Under normal conditions, the temperature in May and September reaches 19 to 20 degrees Celsius, while in June, July and August the minimum is 25 degrees and can reach 32 to 35 degrees.
The meltemia [etesian winds], which intensify in July and August, bring relief from the sweltering heat, and thus one only rarely experiences a heat wave. However, the north winds often blow with great force, consequently making the sea dangerous—particularly for amateur yachtspersons. The winds intensify in the morning and afternoon hours, and die down in the evening.
Do not be fooled, however, even though it may be windy; the sun still reigns supreme in the Cyclades, giving life to us and to everything around us—but this is beneficial only when we exercise prudence whenever we are exposed to it and also use sunscreen protection.
At sunset, humidity makes its appearance and it gets chilly, especially near the water. For this reason, it is recommended that visitors pack a light jacket, light sweater or sweatshirt in their suitcase for their evening outings next to the waves.
The specialties of the island are, of course, fish and seafood mezedes, the treasures of the sea. Antiparos is renowned for its octopus. Just as on all Cycladic isles, here too you can sample delicious cuttlefish, squid, small fry and fresh Aegean lobster.
Among the local dairy products, ‘ksinomyzithra’ really stands out. A popular island cheese with a creamy texture, ksinomyzithra goes well with almost any dish, though it is most commonly found in a ‘dako’ [wheat rusk topped with tomato, onion, olive oil, capers, oregano and feta or ksinomyzithra]. It just absolutely goes so well with home-cut French fries!
Although we can enjoy tomatoes all year round thanks to greenhouses, they are naturally in season in summer. Other summertime garden vegetables are cucumbers, green peppers, green beans, courgettes and eggplants. On the islands, owing to the uncontaminated earth and cultivation methods used, the tastiness of the garden vegetables mentioned above has remained unchanged through time and we can pride ourselves in the fact that on the islands ‘a tomato smells like a tomato’.Τhe same goes for fruit.
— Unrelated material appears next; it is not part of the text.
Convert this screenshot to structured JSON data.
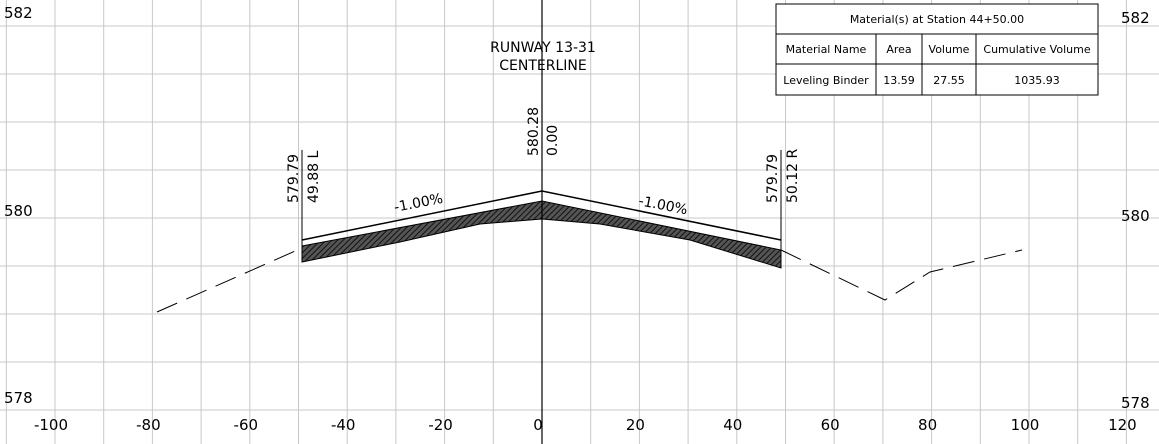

Summertime fruits include watermelons, grapes, melons, figs (in August), prickly pears (end of August), pears and pomegranates.
If you intend to spend the night at a campsite, here is a brief list for beginners:
- Sleeping Bag
- Sleeping Pad (for underneath, to avoid getting a stiff back!)
- Tent (if you have your own; otherwise, you can rent one at the campsite)
- Plastic beach slippers (for the shower)
- Toilet Paper (if you forget it, you can get some at the campsite’s mini-market)
- Toothpaste, shampoo, body wash
- A small lock (to lock the tent—just in case!)
- A flashlight (you’ll be using it a lot!)
- A light jacket, light sweater or sweatshirt (for the chill at night by the water)
- A plastic bag (to put in it the clothes, etc you need for your shower).